One thing I love about Germany is that I DON’T know everything and that there are still surprises. Take this bit of serendipity for example. On October 25th Steven Brown and I were headed east from Eisenach towards Neudietendorf to scout locations for the Plandampf event the next day. Suddenly I spied out of the corner of my eye a Duewag GT6 heading across an open field adjacent to the interstate, what?! I went into full research panic mode to try to figure out what the hell I had just seen, thanks to having a phone that can access all the worlds information I realized I had seen some part of the Gotha streetcar network, a town which I had no clue even had streetcars. Fate would have it that there was a large traffic jam blocking our way to Neudietendorf so we decided why not go find some streetcars and find an alternate route. I found what looked like a turning loop on the map in the town of Sundhausen south of Gotha. We pulled up and found a small station on a piece of trackage that looked distinctively East German with the single line running on a dedicated track between the road and adjacent houses. A check of the schedule showed one arrival in each direction in just a few minutes, we were in luck.
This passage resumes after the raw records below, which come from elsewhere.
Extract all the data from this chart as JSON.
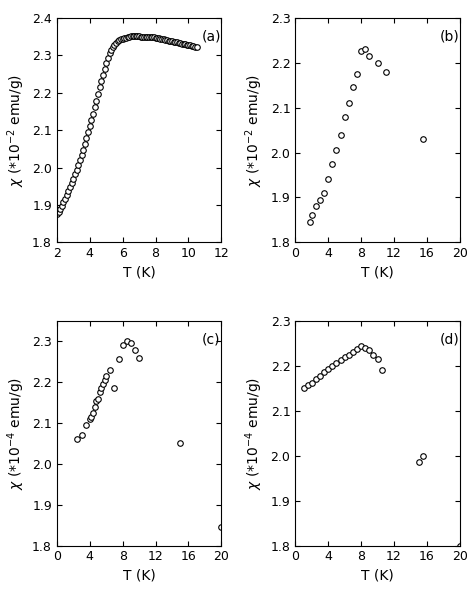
{
  "panel_a": {
    "label": "(a)",
    "T": [
      2.0,
      2.1,
      2.2,
      2.3,
      2.4,
      2.5,
      2.6,
      2.7,
      2.8,
      2.9,
      3.0,
      3.1,
      3.2,
      3.3,
      3.4,
      3.5,
      3.6,
      3.7,
      3.8,
      3.9,
      4.0,
      4.1,
      4.2,
      4.3,
      4.4,
      4.5,
      4.6,
      4.7,
      4.8,
      4.9,
      5.0,
      5.1,
      5.2,
      5.3,
      5.4,
      5.5,
      5.6,
      5.7,
      5.8,
      5.9,
      6.0,
      6.1,
      6.2,
      6.3,
      6.4,
      6.5,
      6.6,
      6.7,
      6.8,
      6.9,
      7.0,
      7.1,
      7.2,
      7.3,
      7.4,
      7.5,
      7.6,
      7.7,
      7.8,
      7.9,
      8.0,
      8.1,
      8.2,
      8.3,
      8.4,
      8.5,
      8.6,
      8.7,
      8.8,
      8.9,
      9.0,
      9.1,
      9.2,
      9.3,
      9.4,
      9.5,
      9.6,
      9.7,
      9.8,
      9.9,
      10.0,
      10.1,
      10.2,
      10.3,
      10.4,
      10.5
    ],
    "chi": [
      1.875,
      1.882,
      1.89,
      1.898,
      1.907,
      1.916,
      1.926,
      1.936,
      1.947,
      1.958,
      1.97,
      1.982,
      1.994,
      2.007,
      2.02,
      2.034,
      2.048,
      2.063,
      2.078,
      2.094,
      2.11,
      2.127,
      2.144,
      2.161,
      2.179,
      2.197,
      2.214,
      2.231,
      2.248,
      2.264,
      2.279,
      2.293,
      2.305,
      2.314,
      2.322,
      2.328,
      2.333,
      2.337,
      2.34,
      2.342,
      2.344,
      2.346,
      2.347,
      2.348,
      2.35,
      2.351,
      2.352,
      2.352,
      2.352,
      2.352,
      2.351,
      2.35,
      2.349,
      2.349,
      2.349,
      2.349,
      2.349,
      2.349,
      2.349,
      2.348,
      2.347,
      2.346,
      2.345,
      2.344,
      2.343,
      2.342,
      2.341,
      2.34,
      2.339,
      2.338,
      2.337,
      2.336,
      2.335,
      2.334,
      2.333,
      2.332,
      2.331,
      2.33,
      2.329,
      2.328,
      2.327,
      2.326,
      2.325,
      2.324,
      2.323,
      2.322
    ],
    "xlim": [
      2,
      12
    ],
    "ylim": [
      1.8,
      2.4
    ],
    "xticks": [
      2,
      4,
      6,
      8,
      10,
      12
    ],
    "yticks": [
      1.8,
      1.9,
      2.0,
      2.1,
      2.2,
      2.3,
      2.4
    ],
    "xlabel": "T (K)",
    "ylabel": "χ (*10⁻² emu/g)"
  },
  "panel_b": {
    "label": "(b)",
    "T": [
      1.8,
      2.0,
      2.5,
      3.0,
      3.5,
      4.0,
      4.5,
      5.0,
      5.5,
      6.0,
      6.5,
      7.0,
      7.5,
      8.0,
      8.5,
      9.0,
      10.0,
      11.0,
      15.5
    ],
    "chi": [
      1.845,
      1.862,
      1.88,
      1.895,
      1.91,
      1.94,
      1.975,
      2.005,
      2.04,
      2.08,
      2.11,
      2.145,
      2.175,
      2.225,
      2.23,
      2.215,
      2.2,
      2.18,
      2.03
    ],
    "xlim": [
      0,
      20
    ],
    "ylim": [
      1.8,
      2.3
    ],
    "xticks": [
      0,
      4,
      8,
      12,
      16,
      20
    ],
    "yticks": [
      1.8,
      1.9,
      2.0,
      2.1,
      2.2,
      2.3
    ],
    "xlabel": "T (K)",
    "ylabel": "χ (*10⁻² emu/g)"
  },
  "panel_c": {
    "label": "(c)",
    "T": [
      2.5,
      3.0,
      3.5,
      4.0,
      4.2,
      4.4,
      4.6,
      4.8,
      5.0,
      5.2,
      5.4,
      5.6,
      5.8,
      6.0,
      6.5,
      7.0,
      7.5,
      8.0,
      8.5,
      9.0,
      9.5,
      10.0,
      15.0,
      20.0
    ],
    "chi": [
      2.06,
      2.07,
      2.095,
      2.11,
      2.115,
      2.125,
      2.14,
      2.155,
      2.16,
      2.175,
      2.185,
      2.195,
      2.205,
      2.215,
      2.23,
      2.185,
      2.258,
      2.29,
      2.3,
      2.295,
      2.28,
      2.26,
      2.05,
      1.845
    ],
    "xlim": [
      0,
      20
    ],
    "ylim": [
      1.8,
      2.35
    ],
    "xticks": [
      0,
      4,
      8,
      12,
      16,
      20
    ],
    "yticks": [
      1.8,
      1.9,
      2.0,
      2.1,
      2.2,
      2.3
    ],
    "xlabel": "T (K)",
    "ylabel": "χ (*10⁻´ emu/g)"
  },
  "panel_d": {
    "label": "(d)",
    "T": [
      1.0,
      1.5,
      2.0,
      2.5,
      3.0,
      3.5,
      4.0,
      4.5,
      5.0,
      5.5,
      6.0,
      6.5,
      7.0,
      7.5,
      8.0,
      8.5,
      9.0,
      9.5,
      10.0,
      10.5,
      15.0,
      15.5,
      20.0
    ],
    "chi": [
      2.15,
      2.157,
      2.163,
      2.17,
      2.178,
      2.186,
      2.193,
      2.2,
      2.207,
      2.213,
      2.22,
      2.225,
      2.23,
      2.238,
      2.245,
      2.24,
      2.235,
      2.225,
      2.215,
      2.19,
      1.985,
      2.0,
      1.8
    ],
    "xlim": [
      0,
      20
    ],
    "ylim": [
      1.8,
      2.3
    ],
    "xticks": [
      0,
      4,
      8,
      12,
      16,
      20
    ],
    "yticks": [
      1.8,
      1.9,
      2.0,
      2.1,
      2.2,
      2.3
    ],
    "xlabel": "T (K)",
    "ylabel": "χ (*10⁻´ emu/g)"
  },
  "marker": "o",
  "marker_size": 4,
  "marker_facecolor": "white",
  "marker_edgecolor": "black",
  "marker_edgewidth": 0.8,
  "background_color": "#ffffff",
  "label_fontsize": 10,
  "tick_fontsize": 9,
  "axis_label_fontsize": 10
}
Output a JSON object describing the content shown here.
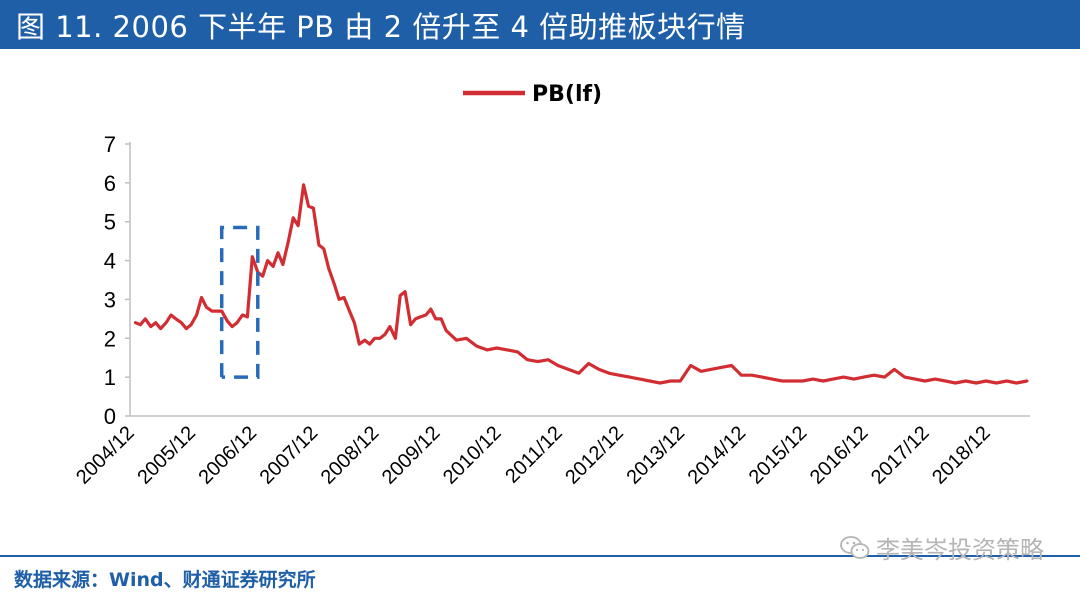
{
  "header": {
    "title": "图 11. 2006 下半年 PB 由 2 倍升至 4 倍助推板块行情"
  },
  "footer": {
    "source": "数据来源：Wind、财通证券研究所",
    "watermark": "李美岑投资策略",
    "watermark_icon": "wechat-icon"
  },
  "colors": {
    "title_bg": "#1f5fa8",
    "series": "#d22d33",
    "highlight_box": "#2a6bb8",
    "axis": "#bfbfbf"
  },
  "chart_data": {
    "type": "line",
    "title": "",
    "xlabel": "",
    "ylabel": "",
    "ylim": [
      0,
      7
    ],
    "yticks": [
      "0",
      "1",
      "2",
      "3",
      "4",
      "5",
      "6",
      "7"
    ],
    "xticks": [
      "2004/12",
      "2005/12",
      "2006/12",
      "2007/12",
      "2008/12",
      "2009/12",
      "2010/12",
      "2011/12",
      "2012/12",
      "2013/12",
      "2014/12",
      "2015/12",
      "2016/12",
      "2017/12",
      "2018/12"
    ],
    "legend_position": "top-center",
    "annotation": "dashed box highlighting 2006/06 – 2006/11",
    "highlight_range": [
      2006.33,
      2006.92
    ],
    "series": [
      {
        "name": "PB(lf)",
        "x": [
          2004.92,
          2005.0,
          2005.08,
          2005.17,
          2005.25,
          2005.33,
          2005.42,
          2005.5,
          2005.58,
          2005.67,
          2005.75,
          2005.83,
          2005.92,
          2006.0,
          2006.08,
          2006.17,
          2006.25,
          2006.33,
          2006.42,
          2006.5,
          2006.58,
          2006.67,
          2006.75,
          2006.83,
          2006.92,
          2007.0,
          2007.08,
          2007.17,
          2007.25,
          2007.33,
          2007.42,
          2007.5,
          2007.58,
          2007.67,
          2007.75,
          2007.83,
          2007.92,
          2008.0,
          2008.08,
          2008.17,
          2008.25,
          2008.33,
          2008.42,
          2008.5,
          2008.58,
          2008.67,
          2008.75,
          2008.83,
          2008.92,
          2009.0,
          2009.08,
          2009.17,
          2009.25,
          2009.33,
          2009.42,
          2009.5,
          2009.58,
          2009.67,
          2009.75,
          2009.83,
          2009.92,
          2010.0,
          2010.17,
          2010.33,
          2010.5,
          2010.67,
          2010.83,
          2011.0,
          2011.17,
          2011.33,
          2011.5,
          2011.67,
          2011.83,
          2012.0,
          2012.17,
          2012.33,
          2012.5,
          2012.67,
          2012.83,
          2013.0,
          2013.17,
          2013.33,
          2013.5,
          2013.67,
          2013.83,
          2014.0,
          2014.17,
          2014.33,
          2014.5,
          2014.67,
          2014.83,
          2015.0,
          2015.17,
          2015.33,
          2015.5,
          2015.67,
          2015.83,
          2016.0,
          2016.17,
          2016.33,
          2016.5,
          2016.67,
          2016.83,
          2017.0,
          2017.17,
          2017.33,
          2017.5,
          2017.67,
          2017.83,
          2018.0,
          2018.17,
          2018.33,
          2018.5,
          2018.67,
          2018.83,
          2019.0,
          2019.17,
          2019.33,
          2019.5
        ],
        "values": [
          2.4,
          2.35,
          2.5,
          2.3,
          2.4,
          2.25,
          2.4,
          2.6,
          2.5,
          2.4,
          2.25,
          2.35,
          2.6,
          3.05,
          2.8,
          2.7,
          2.7,
          2.7,
          2.45,
          2.3,
          2.4,
          2.6,
          2.55,
          4.1,
          3.7,
          3.6,
          4.0,
          3.85,
          4.2,
          3.9,
          4.5,
          5.1,
          4.9,
          5.95,
          5.4,
          5.35,
          4.4,
          4.3,
          3.8,
          3.4,
          3.0,
          3.05,
          2.7,
          2.4,
          1.85,
          1.95,
          1.85,
          2.0,
          2.0,
          2.1,
          2.3,
          2.0,
          3.1,
          3.2,
          2.35,
          2.5,
          2.55,
          2.6,
          2.75,
          2.5,
          2.5,
          2.2,
          1.95,
          2.0,
          1.8,
          1.7,
          1.75,
          1.7,
          1.65,
          1.45,
          1.4,
          1.45,
          1.3,
          1.2,
          1.1,
          1.35,
          1.2,
          1.1,
          1.05,
          1.0,
          0.95,
          0.9,
          0.85,
          0.9,
          0.9,
          1.3,
          1.15,
          1.2,
          1.25,
          1.3,
          1.05,
          1.05,
          1.0,
          0.95,
          0.9,
          0.9,
          0.9,
          0.95,
          0.9,
          0.95,
          1.0,
          0.95,
          1.0,
          1.05,
          1.0,
          1.2,
          1.0,
          0.95,
          0.9,
          0.95,
          0.9,
          0.85,
          0.9,
          0.85,
          0.9,
          0.85,
          0.9,
          0.85,
          0.9
        ]
      }
    ]
  }
}
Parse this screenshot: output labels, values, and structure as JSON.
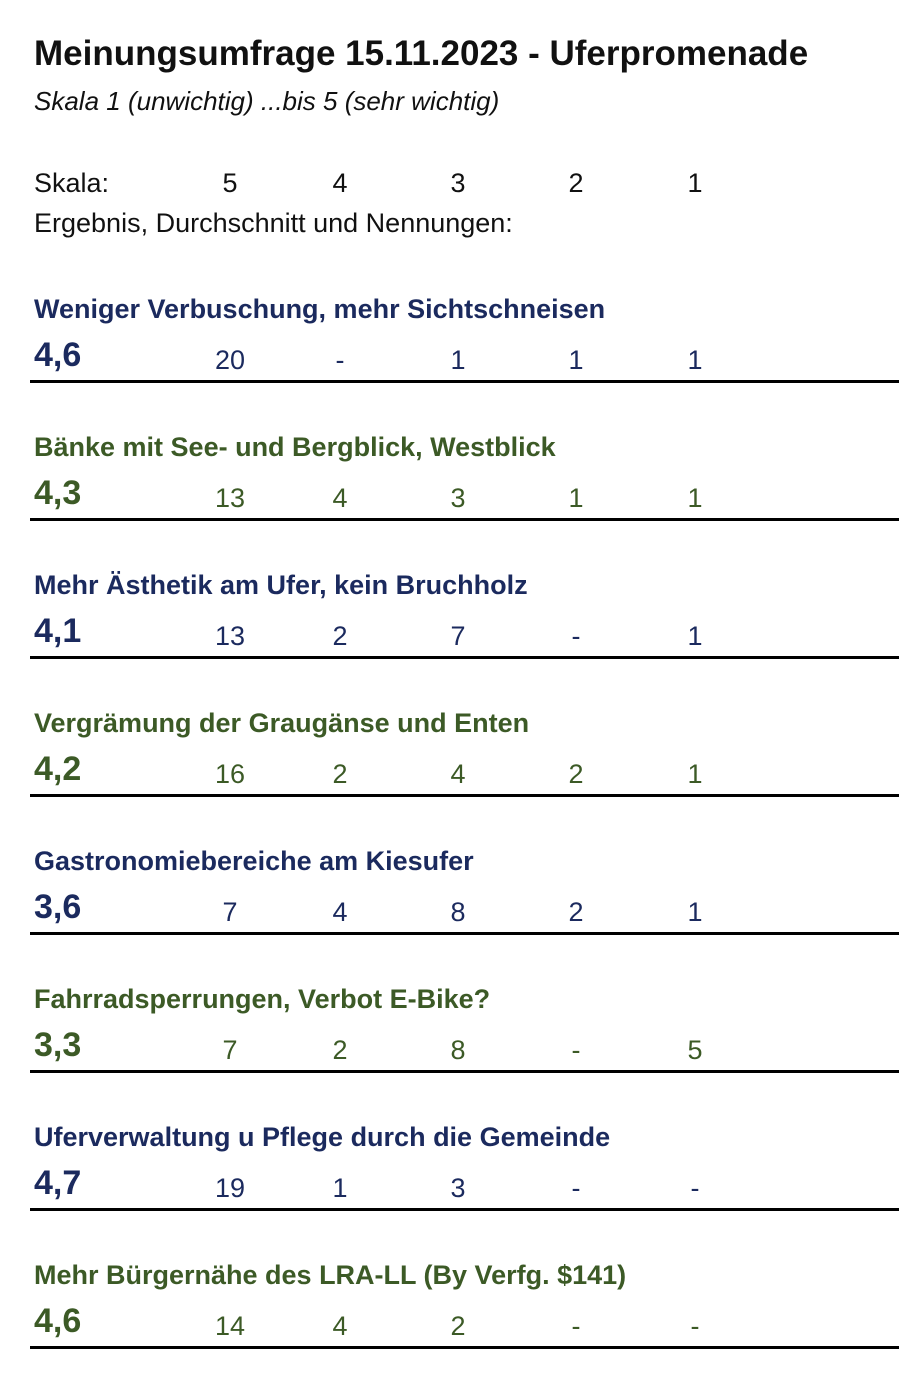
{
  "title": "Meinungsumfrage 15.11.2023 - Uferpromenade",
  "subtitle": "Skala 1 (unwichtig) ...bis 5 (sehr wichtig)",
  "scale": {
    "label": "Skala:",
    "values": [
      "5",
      "4",
      "3",
      "2",
      "1"
    ]
  },
  "result_label": "Ergebnis, Durchschnitt und Nennungen:",
  "colors": {
    "navy": "#1b2a5e",
    "green": "#3c5a26"
  },
  "items": [
    {
      "label": "Weniger Verbuschung, mehr Sichtschneisen",
      "average": "4,6",
      "counts": [
        "20",
        "-",
        "1",
        "1",
        "1"
      ],
      "color": "navy"
    },
    {
      "label": "Bänke mit See- und Bergblick, Westblick",
      "average": "4,3",
      "counts": [
        "13",
        "4",
        "3",
        "1",
        "1"
      ],
      "color": "green"
    },
    {
      "label": "Mehr Ästhetik am Ufer, kein Bruchholz",
      "average": "4,1",
      "counts": [
        "13",
        "2",
        "7",
        "-",
        "1"
      ],
      "color": "navy"
    },
    {
      "label": "Vergrämung der Graugänse und Enten",
      "average": "4,2",
      "counts": [
        "16",
        "2",
        "4",
        "2",
        "1"
      ],
      "color": "green"
    },
    {
      "label": "Gastronomiebereiche am Kiesufer",
      "average": "3,6",
      "counts": [
        "7",
        "4",
        "8",
        "2",
        "1"
      ],
      "color": "navy"
    },
    {
      "label": "Fahrradsperrungen, Verbot E-Bike?",
      "average": "3,3",
      "counts": [
        "7",
        "2",
        "8",
        "-",
        "5"
      ],
      "color": "green"
    },
    {
      "label": "Uferverwaltung u Pflege durch die Gemeinde",
      "average": "4,7",
      "counts": [
        "19",
        "1",
        "3",
        "-",
        "-"
      ],
      "color": "navy"
    },
    {
      "label": "Mehr Bürgernähe des LRA-LL (By Verfg. $141)",
      "average": "4,6",
      "counts": [
        "14",
        "4",
        "2",
        "-",
        "-"
      ],
      "color": "green"
    }
  ]
}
A quick background on the Gotha streeetcar network; the Gotha network has its beginnings in 1884 with an interurban line into the Thurigan forest completed in 1929. The line was constructed in Meter gauge which was fairly common practice in Germany. Gotha had an interesting place in Streetcar history in the GDR era when the Gotha Wagonfabrik became the primary tram builder for GDR until Tatra trams became the eastern bloc standard. Unlike many networks in the east that were abandoned the Gotha trams have managed to hang on and still operating with mostly GDR era stock. The system operates mainly Tatra KT4D trams supplemented with 4 ex- Mannheim Duewag GT6s. Map below from UrbanRail
First we see Tatra 303 arrive from its trip on the interurban line from Tabarz
Next Tatra 310 arrives with a Route 1 service which will proceed to the turning loop one stop further at the hospital and then return back.
As much as I wanted to stick around we still had some scouting to do so continued south, one day I hope to return to Gotha as it looks like one of the more interesting lines in Germany, totally free of low floor cars and a 21 km long interurban section. Hopefully I can get back before change wipes away this little gem.